Thanks Shon but the only control change I can find is wheel direction for camera tilt. I've got some good footage of the Karma ploughing into the beach at full speed while I was 'pulling' the stick the wrong way. Apart from three damaged props and a popped gimbal cover and after cleaning out the sand, all seems to be fine... but I would like to change stick direction if possible. I've been hand landing to keep it away from the sand and dirt but this crash was a doozy! The greatest risk is the the low battery triggering 'auto landing' and karma moves unexpectedly.
Ouch! So sorry!
Now that you mention it, changing the wheel direction is the only change I saw as well. Sorry for the misinformation.
I recently saw a crash video where someone had printed out labels for their controller (up down, forward, back, etc). Im not sure how helpful that would be, especially since they crashed.
I’m pretty sure that most non-fixed wing UAVs have similar flight controls.
I was really into a VR space flight sim before I got my drone, and the controls are opposite those on my Karma. It still throws me off sometiimes as the right stick on the sim controlled altitude thrusters. What helps me is taking things slowly, especially when I’m just getting warmed up.
Practice makes perfect. I followed the advice of one UAV pilot that recommended drills. One drill is flying figure eights. One you get very confortable wih flying figure eights one direction, switch directions. You can fly to high altitude on one side, and to low altitude on the other, then after a time, you switch sides. Again, switch directions of the figure eight and alternate sides. By doing a figure eight, as opposed to linear flight, you are helping to commit the flight controls to muscle memory.

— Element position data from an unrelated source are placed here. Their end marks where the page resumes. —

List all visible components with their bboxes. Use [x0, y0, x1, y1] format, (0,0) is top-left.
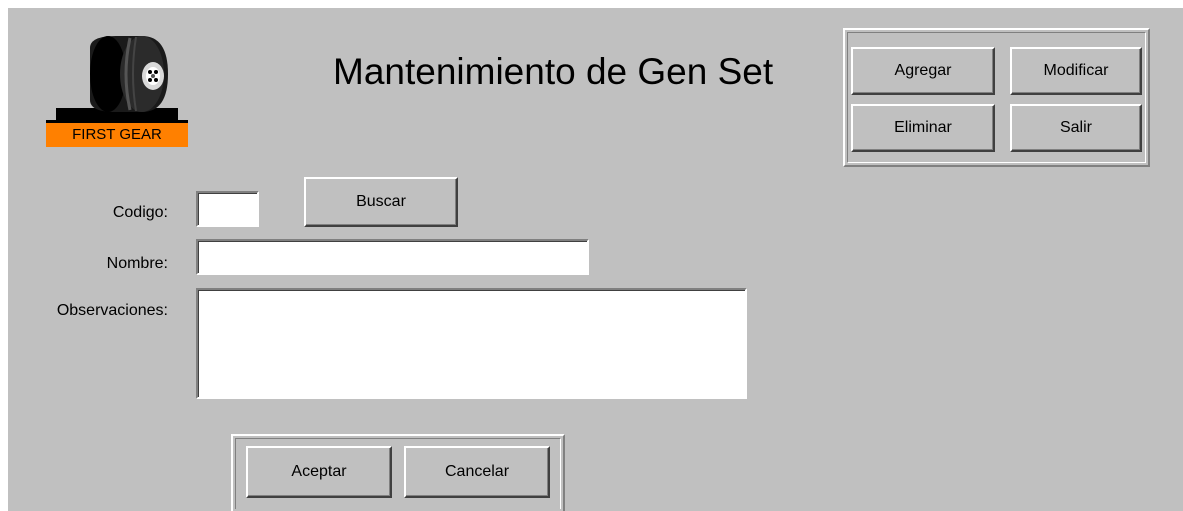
- nombre-label: Nombre:: [106, 255, 168, 272]
- nombre-field[interactable]: [196, 239, 589, 275]
- cancel-button[interactable]: Cancelar: [404, 446, 550, 498]
- exit-button[interactable]: Salir: [1010, 104, 1142, 152]
- first-gear-logo: FIRST GEAR: [46, 28, 188, 150]
- page-title: Mantenimiento de Gen Set: [333, 51, 774, 92]
- delete-button[interactable]: Eliminar: [851, 104, 995, 152]
- search-button[interactable]: Buscar: [304, 177, 458, 227]
- accept-button[interactable]: Aceptar: [246, 446, 392, 498]
- observaciones-field[interactable]: [196, 288, 747, 399]
- gen-set-form: FIRST GEAR Mantenimiento de Gen Set Agre…: [8, 8, 1183, 511]
- add-button[interactable]: Agregar: [851, 47, 995, 95]
- codigo-label: Codigo:: [112, 204, 168, 221]
- logo-text: FIRST GEAR: [72, 126, 162, 143]
- modify-button[interactable]: Modificar: [1010, 47, 1142, 95]
- observaciones-label: Observaciones:: [56, 302, 168, 319]
- codigo-field[interactable]: [196, 191, 259, 227]
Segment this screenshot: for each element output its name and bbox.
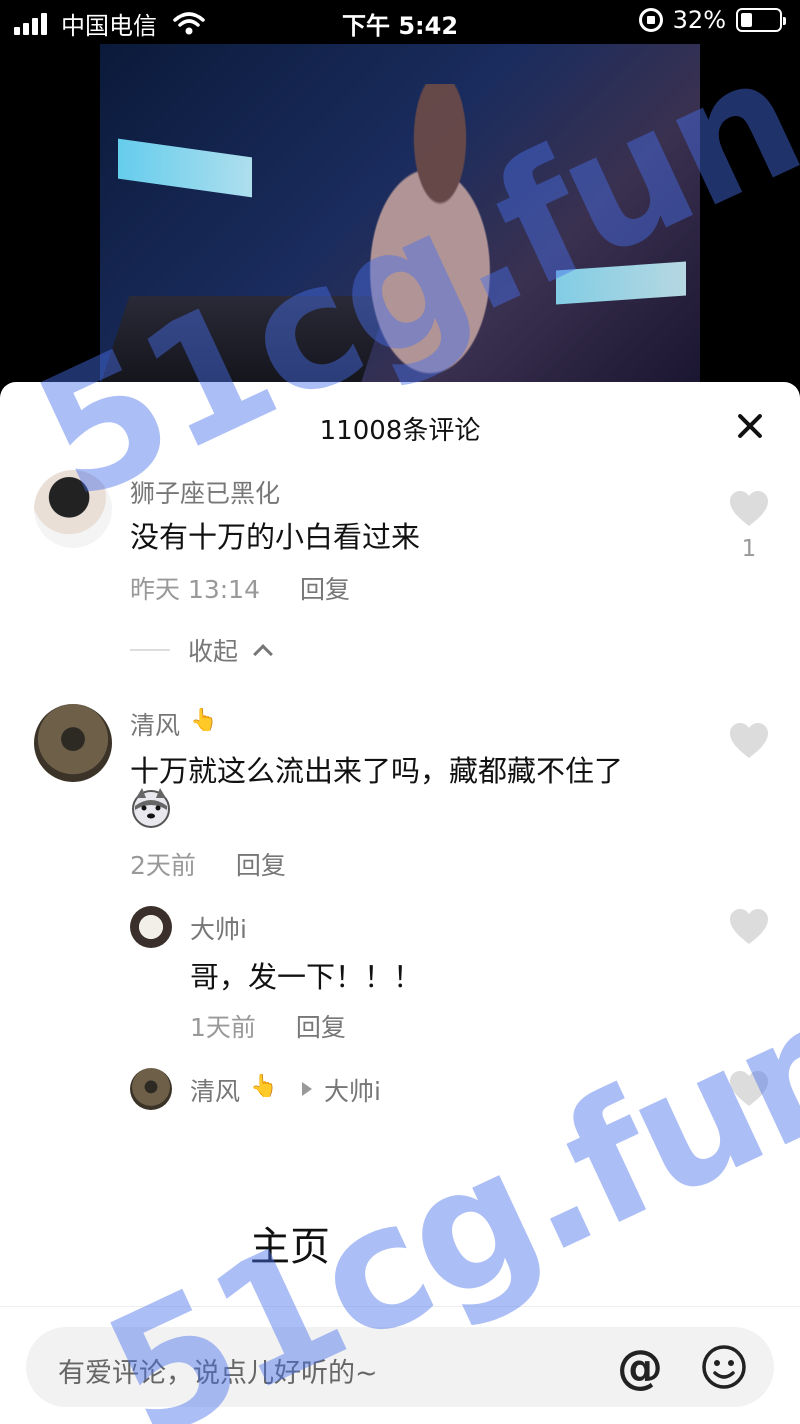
reply-button[interactable]: 回复 [296,1008,346,1044]
reply-meta: 1天前 回复 [190,1008,346,1044]
comment-input-placeholder: 有爱评论，说点儿好听的~ [58,1358,378,1389]
comment-meta: 昨天 13:14 回复 [130,570,350,606]
avatar[interactable] [130,906,172,948]
reply-time: 1天前 [190,1013,256,1042]
heart-icon [730,909,768,944]
chevron-up-icon [253,644,273,664]
collapse-label: 收起 [188,637,239,666]
sheet-header: 11008条评论 [0,382,800,472]
like-button[interactable] [728,490,770,528]
reply-username[interactable]: 清风 [190,1072,240,1108]
reply-button[interactable]: 回复 [236,846,286,882]
comment-sheet: 11008条评论 狮子座已黑化 没有十万的小白看过来 昨天 13:14 回复 1… [0,382,800,1424]
reply-to-username[interactable]: 大帅i [324,1072,381,1108]
pointing-hand-emoji: 👆 [190,708,218,733]
comment-username[interactable]: 清风 [130,706,180,742]
status-right: 32% [638,6,786,34]
like-count: 1 [741,536,757,562]
reply-text: 哥，发一下！！！ [190,960,423,994]
heart-icon [730,491,768,526]
comment-time: 2天前 [130,851,196,880]
comment-meta: 2天前 回复 [130,846,286,882]
comment-input-bar: 有爱评论，说点儿好听的~ @ [0,1306,800,1424]
video-scene-person [340,84,540,386]
reply-button[interactable]: 回复 [300,570,350,606]
divider [130,649,170,651]
comment-time: 昨天 13:14 [130,575,260,604]
video-scene-light [118,138,252,198]
at-icon[interactable]: @ [614,1341,666,1393]
comment-text: 十万就这么流出来了吗，藏都藏不住了 [130,754,624,788]
video-scene-light [556,261,686,305]
comment-input[interactable]: 有爱评论，说点儿好听的~ @ [26,1327,774,1407]
battery-icon [736,8,786,32]
comment-username[interactable]: 狮子座已黑化 [130,474,280,510]
avatar[interactable] [34,704,112,782]
heart-icon [730,723,768,758]
rotation-lock-icon [638,8,663,32]
close-icon[interactable] [736,412,764,440]
comment-text: 没有十万的小白看过来 [130,520,421,554]
like-button[interactable] [728,908,770,946]
avatar[interactable] [130,1068,172,1110]
home-label[interactable]: 主页 [250,1214,330,1272]
avatar[interactable] [34,470,112,548]
heart-icon [730,1071,768,1106]
reply-arrow-icon [302,1082,312,1096]
like-button[interactable] [728,1070,770,1108]
smiley-icon[interactable] [700,1343,748,1391]
pointing-hand-emoji: 👆 [250,1074,278,1099]
reply-username[interactable]: 大帅i [190,910,247,946]
comment-count: 11008条评论 [319,416,481,446]
status-bar: 中国电信 下午 5:42 32% [0,0,800,44]
collapse-replies-button[interactable]: 收起 [130,632,273,668]
video-player[interactable] [100,44,700,386]
battery-percent: 32% [672,6,726,34]
dog-emoji-icon [132,788,170,828]
like-button[interactable] [728,722,770,760]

You are doing too many things at once to focus exclusively on altitude. You are also getting used to controlling the drone when it is facing you. You can do these drills slowly and increase speed as you gain proficiency.

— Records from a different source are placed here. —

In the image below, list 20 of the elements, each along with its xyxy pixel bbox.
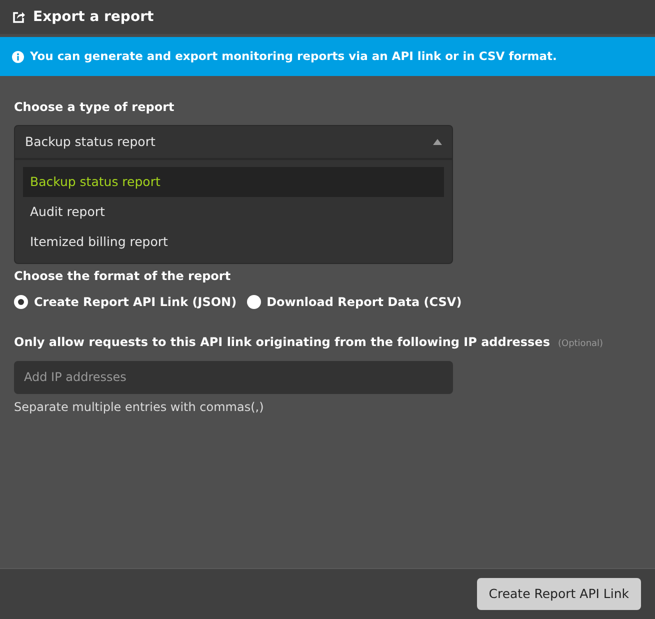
field-label: Choose a type of report: [14, 99, 176, 116]
create-link-button[interactable]: Create Report API Link: [476, 578, 641, 610]
radio-button[interactable]: [14, 295, 28, 309]
caret-icon: [433, 139, 442, 145]
field-label: Only allow requests to this API link originating from the following IP addresses: [14, 334, 550, 351]
ip-address-field[interactable]: Add IP addresses: [14, 360, 453, 394]
export-icon: [12, 10, 25, 24]
info-icon: [12, 50, 24, 62]
dropdown-option[interactable]: Backup status report: [23, 167, 444, 197]
radio-label: Create Report API Link (JSON): [34, 294, 237, 311]
radio-label: Download Report Data (CSV): [266, 294, 462, 311]
optional-hint: (Optional): [558, 338, 604, 351]
help-text: Separate multiple entries with commas(,): [14, 398, 265, 416]
window-title: Export a report: [33, 8, 154, 26]
dropdown-option[interactable]: Itemized billing report: [23, 227, 444, 257]
radio-button[interactable]: [246, 295, 261, 309]
report-type-select[interactable]: Backup status report: [14, 125, 453, 159]
field-label: Choose the format of the report: [14, 268, 232, 285]
dropdown-option[interactable]: Audit report: [23, 197, 444, 227]
info-text: You can generate and export monitoring reports via an API link or in CSV format.: [30, 48, 557, 65]
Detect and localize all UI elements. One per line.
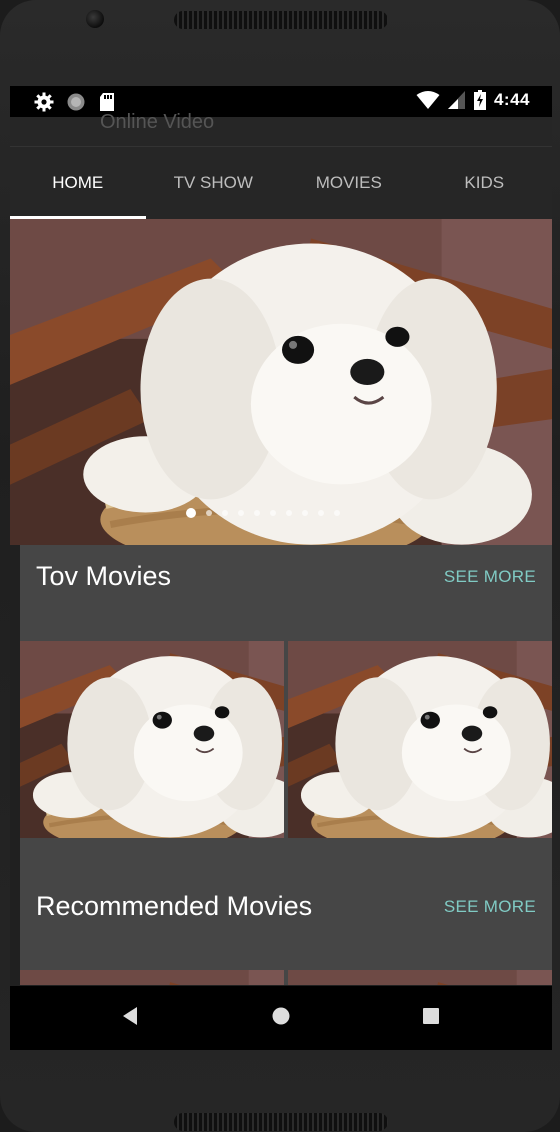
tab-movies[interactable]: MOVIES bbox=[281, 147, 417, 219]
section-header-recommended: Recommended Movies SEE MORE bbox=[20, 875, 552, 935]
banner-carousel[interactable] bbox=[10, 219, 552, 545]
navigation-bar bbox=[10, 986, 552, 1050]
earpiece-speaker bbox=[174, 11, 388, 29]
section-title: Recommended Movies bbox=[36, 891, 313, 921]
carousel-dot[interactable] bbox=[254, 510, 260, 516]
carousel-dot[interactable] bbox=[286, 510, 292, 516]
carousel-dot[interactable] bbox=[238, 510, 244, 516]
movie-thumbnail[interactable] bbox=[20, 970, 284, 985]
back-icon[interactable] bbox=[120, 1004, 140, 1028]
movie-poster bbox=[20, 970, 284, 985]
wifi-icon bbox=[416, 91, 440, 109]
front-camera bbox=[86, 10, 104, 28]
status-bar: 4:44 bbox=[10, 86, 552, 117]
tab-label: HOME bbox=[52, 173, 104, 192]
carousel-dot[interactable] bbox=[206, 510, 212, 516]
movie-thumbnail[interactable] bbox=[288, 970, 552, 985]
settings-icon bbox=[34, 92, 54, 112]
carousel-dot[interactable] bbox=[318, 510, 324, 516]
tab-home[interactable]: HOME bbox=[10, 147, 146, 219]
signal-icon bbox=[447, 91, 465, 109]
movie-poster bbox=[288, 970, 552, 985]
movie-thumbnail[interactable] bbox=[20, 641, 284, 838]
sync-icon bbox=[67, 93, 85, 111]
movie-poster bbox=[20, 641, 284, 838]
section-title: Tov Movies bbox=[36, 561, 172, 591]
tab-label: MOVIES bbox=[315, 173, 382, 192]
carousel-dot[interactable] bbox=[222, 510, 228, 516]
bottom-speaker bbox=[174, 1113, 388, 1131]
tab-label: TV SHOW bbox=[173, 173, 253, 192]
content-list: Tov Movies SEE MORE Recommended Movies S… bbox=[20, 545, 552, 985]
home-icon[interactable] bbox=[270, 1004, 292, 1028]
movie-poster bbox=[288, 641, 552, 838]
app-bar: Online Video bbox=[10, 111, 552, 147]
tab-kids[interactable]: KIDS bbox=[417, 147, 553, 219]
see-more-button[interactable]: SEE MORE bbox=[444, 897, 536, 917]
carousel-dot[interactable] bbox=[270, 510, 276, 516]
sd-card-icon bbox=[100, 93, 114, 111]
device-screen: 4:44 Online Video HOME TV SHOW MOVIES KI… bbox=[10, 86, 552, 1050]
banner-image bbox=[10, 219, 552, 545]
tab-bar: HOME TV SHOW MOVIES KIDS bbox=[10, 147, 552, 219]
battery-icon bbox=[473, 90, 486, 110]
app-title: Online Video bbox=[100, 111, 215, 133]
carousel-dot[interactable] bbox=[302, 510, 308, 516]
section-header-tov-movies: Tov Movies SEE MORE bbox=[20, 545, 552, 605]
status-time: 4:44 bbox=[493, 90, 530, 109]
recents-icon[interactable] bbox=[421, 1004, 441, 1028]
carousel-indicator bbox=[186, 508, 340, 518]
tab-tv-show[interactable]: TV SHOW bbox=[146, 147, 282, 219]
see-more-button[interactable]: SEE MORE bbox=[444, 567, 536, 587]
carousel-dot[interactable] bbox=[334, 510, 340, 516]
tab-label: KIDS bbox=[464, 173, 505, 192]
movie-thumbnail[interactable] bbox=[288, 641, 552, 838]
carousel-dot[interactable] bbox=[186, 508, 196, 518]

Someone once told me that even professional athletes “go back to the basics”, doing drills they’ve done, ever since they were little kids. I admit, it’s not the most interesting way to spend my time, but it certainly has helped with familiarity of the controls and how the Karma handles in the air. It’s also alowed me to have a bit more confidence in tighter spaces or under less than ideal flight conditions.